See architecture.md for details on how the backend is organized into modules.

Coding standards

  • TypeScript strict mode is enabled across all packages — avoid any and unnecessary type assertions.
  • ESLint and Prettier are configured per package; run npm run lint -w <package> and npm run format before committing.
  • Naming: files use kebab-case (e.g. auth.service.ts, auth.controller.ts); React components use PascalCase.
  • Validation: request/form validation schemas that are needed by both the API and the web app belong in @discoverly/shared. API-only or web-only validation stays local to that app.
  • Module boundaries (backend): business logic belongs inside apps/api/src/modules/<module>. Cross-cutting infrastructure (config, database, logging, error handling) belongs in apps/api/src/shared.

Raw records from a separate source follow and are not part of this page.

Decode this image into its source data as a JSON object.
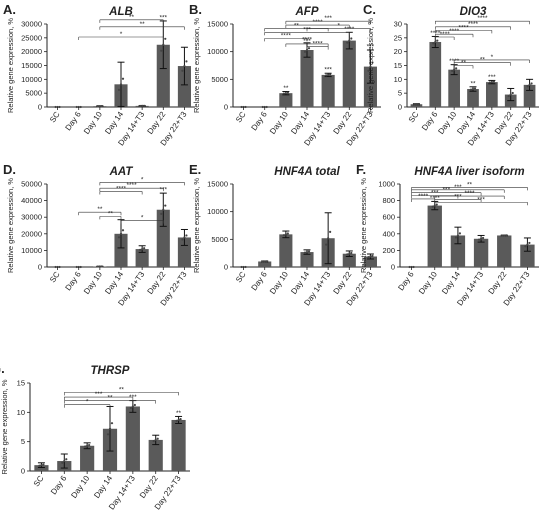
{
  "figure": {
    "ylabel": "Relative gene expression, %",
    "bar_color": "#5a5a5a",
    "point_color": "#444444"
  },
  "chart_data": [
    {
      "panel": "A.",
      "type": "bar",
      "title": "ALB",
      "categories": [
        "SC",
        "Day 6",
        "Day 10",
        "Day 14",
        "Day 14+T3",
        "Day 22",
        "Day 22+T3"
      ],
      "values": [
        0,
        0,
        300,
        8200,
        400,
        22500,
        14800
      ],
      "errors": [
        0,
        0,
        150,
        8000,
        150,
        8600,
        6800
      ],
      "ylim": [
        0,
        30000
      ],
      "yticks": [
        0,
        5000,
        10000,
        15000,
        20000,
        25000,
        30000
      ],
      "sig_marks": [
        "",
        "",
        "",
        "",
        "",
        "***",
        ""
      ],
      "comparisons": [
        {
          "from": 2,
          "to": 5,
          "label": "**",
          "y": 31500
        },
        {
          "from": 2,
          "to": 6,
          "label": "**",
          "y": 29000
        },
        {
          "from": 1,
          "to": 5,
          "label": "*",
          "y": 25300
        }
      ]
    },
    {
      "panel": "B.",
      "type": "bar",
      "title": "AFP",
      "categories": [
        "SC",
        "Day 6",
        "Day 10",
        "Day 14",
        "Day 14+T3",
        "Day 22",
        "Day 22+T3"
      ],
      "values": [
        0,
        0,
        2500,
        10300,
        5800,
        12000,
        7300
      ],
      "errors": [
        0,
        0,
        300,
        1300,
        300,
        1500,
        3000
      ],
      "ylim": [
        0,
        15000
      ],
      "yticks": [
        0,
        5000,
        10000,
        15000
      ],
      "sig_marks": [
        "",
        "",
        "**",
        "****",
        "***",
        "****",
        "***"
      ],
      "comparisons": [
        {
          "from": 2,
          "to": 6,
          "label": "***",
          "y": 15500
        },
        {
          "from": 2,
          "to": 5,
          "label": "****",
          "y": 14800
        },
        {
          "from": 1,
          "to": 4,
          "label": "**",
          "y": 14200
        },
        {
          "from": 3,
          "to": 6,
          "label": "*",
          "y": 14200
        },
        {
          "from": 1,
          "to": 5,
          "label": "***",
          "y": 13500
        },
        {
          "from": 1,
          "to": 3,
          "label": "****",
          "y": 12400
        },
        {
          "from": 2,
          "to": 4,
          "label": "***",
          "y": 11400
        },
        {
          "from": 3,
          "to": 4,
          "label": "****",
          "y": 10900
        }
      ]
    },
    {
      "panel": "C.",
      "type": "bar",
      "title": "DIO3",
      "categories": [
        "SC",
        "Day 6",
        "Day 10",
        "Day 14",
        "Day 14+T3",
        "Day 22",
        "Day 22+T3"
      ],
      "values": [
        1,
        23.5,
        13.5,
        6.5,
        9,
        4.5,
        8
      ],
      "errors": [
        0.2,
        2,
        1.8,
        0.8,
        0.6,
        2.2,
        2
      ],
      "ylim": [
        0,
        30
      ],
      "yticks": [
        0,
        5,
        10,
        15,
        20,
        25,
        30
      ],
      "sig_marks": [
        "",
        "****",
        "****",
        "**",
        "***",
        "",
        ""
      ],
      "comparisons": [
        {
          "from": 1,
          "to": 6,
          "label": "****",
          "y": 31000
        },
        {
          "from": 1,
          "to": 5,
          "label": "****",
          "y": 29000
        },
        {
          "from": 1,
          "to": 4,
          "label": "****",
          "y": 27700
        },
        {
          "from": 1,
          "to": 3,
          "label": "****",
          "y": 26300
        },
        {
          "from": 1,
          "to": 2,
          "label": "****",
          "y": 25300
        },
        {
          "from": 2,
          "to": 6,
          "label": "*",
          "y": 17000
        },
        {
          "from": 2,
          "to": 5,
          "label": "**",
          "y": 16000
        },
        {
          "from": 2,
          "to": 3,
          "label": "**",
          "y": 15000
        }
      ]
    },
    {
      "panel": "D.",
      "type": "bar",
      "title": "AAT",
      "categories": [
        "SC",
        "Day 6",
        "Day 10",
        "Day 14",
        "Day 14+T3",
        "Day 22",
        "Day 22+T3"
      ],
      "values": [
        0,
        0,
        300,
        20000,
        10800,
        34500,
        17800
      ],
      "errors": [
        0,
        0,
        150,
        8500,
        2000,
        10000,
        4800
      ],
      "ylim": [
        0,
        50000
      ],
      "yticks": [
        0,
        10000,
        20000,
        30000,
        40000,
        50000
      ],
      "sig_marks": [
        "",
        "",
        "",
        "",
        "",
        "***",
        ""
      ],
      "comparisons": [
        {
          "from": 2,
          "to": 6,
          "label": "*",
          "y": 51000
        },
        {
          "from": 2,
          "to": 5,
          "label": "****",
          "y": 47500
        },
        {
          "from": 2,
          "to": 4,
          "label": "****",
          "y": 45500
        },
        {
          "from": 1,
          "to": 3,
          "label": "**",
          "y": 33000
        },
        {
          "from": 2,
          "to": 3,
          "label": "**",
          "y": 30500
        },
        {
          "from": 3,
          "to": 5,
          "label": "*",
          "y": 28000
        }
      ]
    },
    {
      "panel": "E.",
      "type": "bar",
      "title": "HNF4A total",
      "categories": [
        "SC",
        "Day 6",
        "Day 10",
        "Day 14",
        "Day 14+T3",
        "Day 22",
        "Day 22+T3"
      ],
      "values": [
        0,
        1000,
        5900,
        2700,
        5200,
        2400,
        1900
      ],
      "errors": [
        0,
        100,
        600,
        400,
        4600,
        500,
        450
      ],
      "ylim": [
        0,
        15000
      ],
      "yticks": [
        0,
        5000,
        10000,
        15000
      ],
      "sig_marks": [
        "",
        "",
        "",
        "",
        "",
        "",
        ""
      ],
      "comparisons": []
    },
    {
      "panel": "F.",
      "type": "bar",
      "title": "HNF4A liver isoform",
      "categories": [
        "Day 6",
        "Day 10",
        "Day 14",
        "Day 14+T3",
        "Day 22",
        "Day 22+T3"
      ],
      "values": [
        0,
        740,
        380,
        340,
        380,
        270
      ],
      "errors": [
        0,
        50,
        100,
        40,
        5,
        80
      ],
      "ylim": [
        0,
        1000
      ],
      "yticks": [
        0,
        200,
        400,
        600,
        800,
        1000
      ],
      "sig_marks": [
        "",
        "****",
        "",
        "",
        "",
        ""
      ],
      "comparisons": [
        {
          "from": 0,
          "to": 5,
          "label": "**",
          "y": 960
        },
        {
          "from": 0,
          "to": 4,
          "label": "***",
          "y": 930
        },
        {
          "from": 0,
          "to": 3,
          "label": "***",
          "y": 895
        },
        {
          "from": 0,
          "to": 2,
          "label": "***",
          "y": 860
        },
        {
          "from": 0,
          "to": 1,
          "label": "****",
          "y": 820
        },
        {
          "from": 1,
          "to": 4,
          "label": "****",
          "y": 855
        },
        {
          "from": 1,
          "to": 3,
          "label": "***",
          "y": 815
        },
        {
          "from": 1,
          "to": 5,
          "label": "***",
          "y": 780
        }
      ]
    },
    {
      "panel": "G.",
      "type": "bar",
      "title": "THRSP",
      "categories": [
        "SC",
        "Day 6",
        "Day 10",
        "Day 14",
        "Day 14+T3",
        "Day 22",
        "Day 22+T3"
      ],
      "values": [
        1,
        1.7,
        4.3,
        7.2,
        11,
        5.3,
        8.7
      ],
      "errors": [
        0.4,
        1.2,
        0.5,
        3.8,
        1,
        0.8,
        0.6
      ],
      "ylim": [
        0,
        15
      ],
      "yticks": [
        0,
        5,
        10,
        15
      ],
      "sig_marks": [
        "",
        "",
        "",
        "",
        "***",
        "",
        "**"
      ],
      "comparisons": [
        {
          "from": 1,
          "to": 6,
          "label": "**",
          "y": 13400
        },
        {
          "from": 1,
          "to": 4,
          "label": "***",
          "y": 12600
        },
        {
          "from": 1,
          "to": 5,
          "label": "**",
          "y": 12000
        },
        {
          "from": 1,
          "to": 3,
          "label": "*",
          "y": 11300
        }
      ]
    }
  ]
}
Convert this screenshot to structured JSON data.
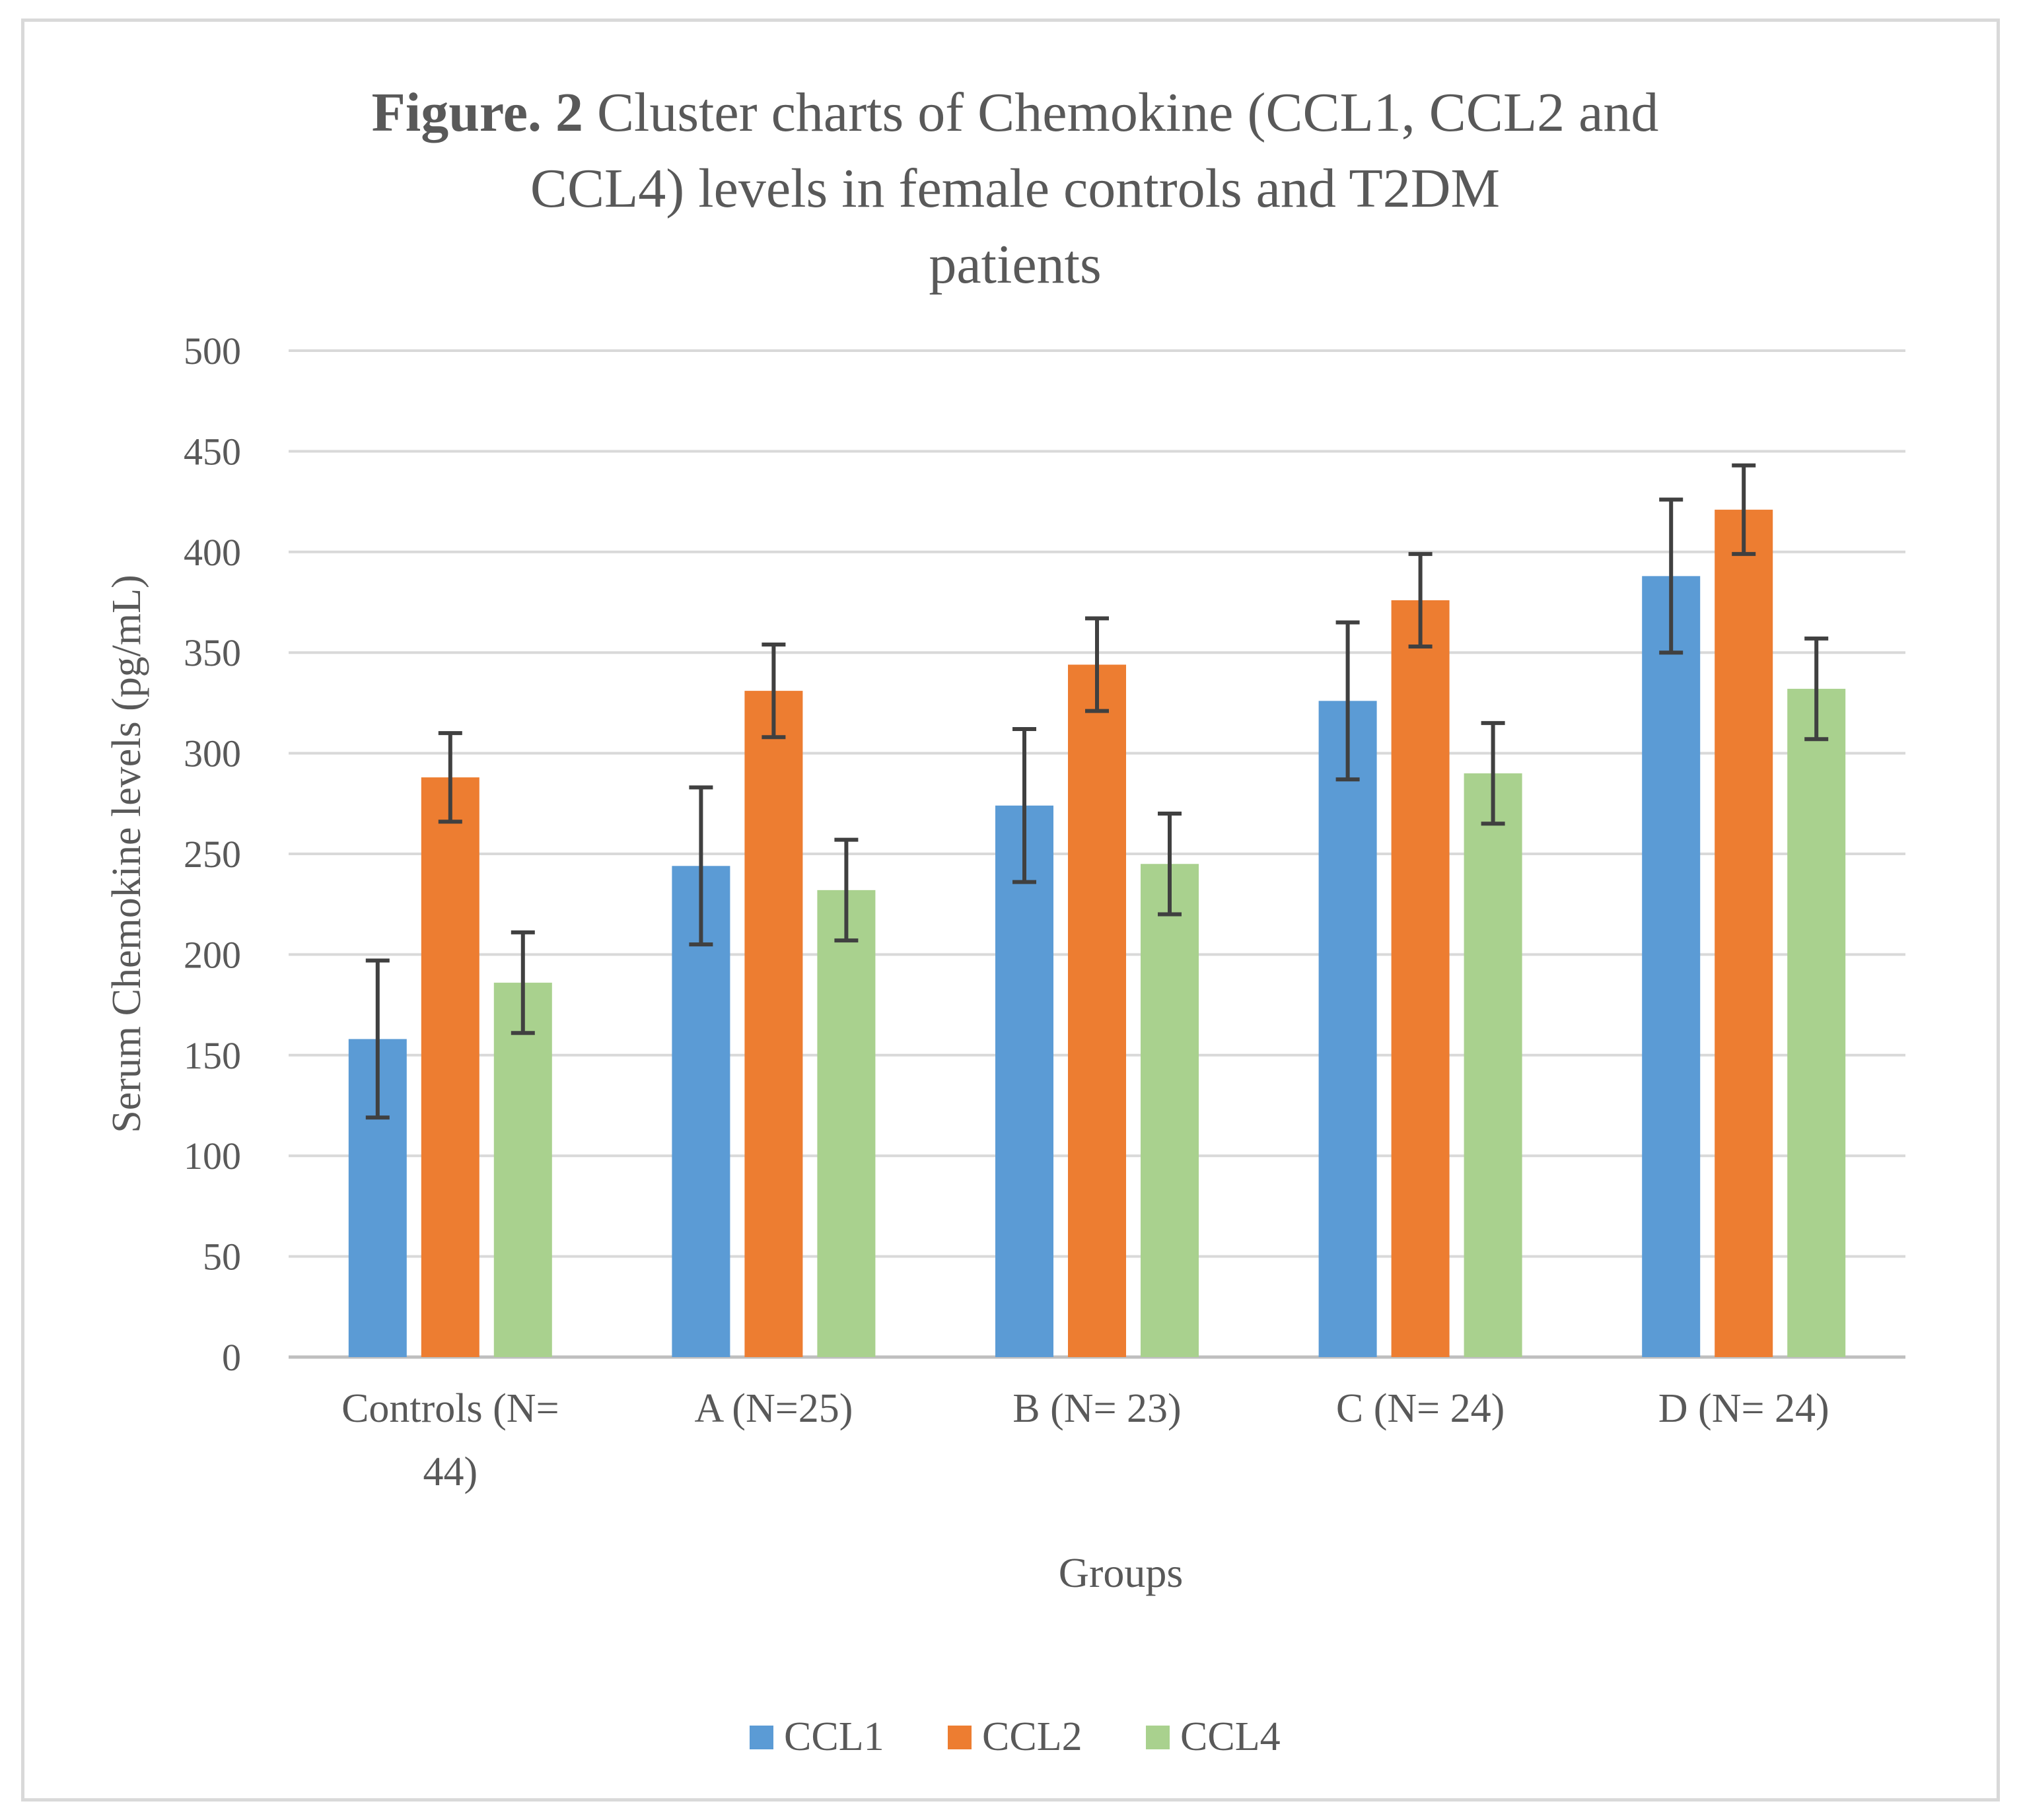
{
  "chart_data": {
    "type": "bar",
    "title_bold": "Figure. 2",
    "title_rest": "Cluster charts of  Chemokine (CCL1, CCL2 and",
    "title_line2": "CCL4)  levels  in female  controls and T2DM",
    "title_line3": "patients",
    "xlabel": "Groups",
    "ylabel": "Serum Chemokine levels  (pg/mL)",
    "ylim": [
      0,
      500
    ],
    "yticks": [
      "0",
      "50",
      "100",
      "150",
      "200",
      "250",
      "300",
      "350",
      "400",
      "450",
      "500"
    ],
    "grid": true,
    "legend_position": "bottom",
    "categories": [
      [
        "Controls (N=",
        "44)"
      ],
      [
        "A (N=25)"
      ],
      [
        "B (N= 23)"
      ],
      [
        "C (N= 24)"
      ],
      [
        "D (N= 24)"
      ]
    ],
    "series": [
      {
        "name": "CCL1",
        "color": "#5b9bd5",
        "values": [
          158,
          244,
          274,
          326,
          388
        ],
        "errors": [
          39,
          39,
          38,
          39,
          38
        ]
      },
      {
        "name": "CCL2",
        "color": "#ed7d31",
        "values": [
          288,
          331,
          344,
          376,
          421
        ],
        "errors": [
          22,
          23,
          23,
          23,
          22
        ]
      },
      {
        "name": "CCL4",
        "color": "#a9d18e",
        "values": [
          186,
          232,
          245,
          290,
          332
        ],
        "errors": [
          25,
          25,
          25,
          25,
          25
        ]
      }
    ]
  }
}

Do not put business logic in shared/.

Development workflow

  1. Install dependencies: npm install
  2. Build @discoverly/shared: npm run build -w @discoverly/shared
  3. Run the app(s) you're working on (see root README)
  4. Write or update tests alongside your change
  5. Run npm run lint and npm run test for the affected workspace(s)
  6. Open a pull request — CI runs lint, test, and build for each affected package

Adding a new backend module

When adding new business functionality to apps/api, create a new folder under src/modules/<name>/ following the same shape as modules/auth (controllers/, services/, repositories/, validators/, routes/, types/, tests/), and mount its router in src/app.ts. Avoid adding business logic to src/shared/.

Contribution expectations

  • Keep changes scoped — avoid mixing unrelated changes in one PR.
  • Add tests for new behavior; CI will fail on lint, test, or build errors.
  • Update relevant package README/docs when you change setup or developer-facing behavior.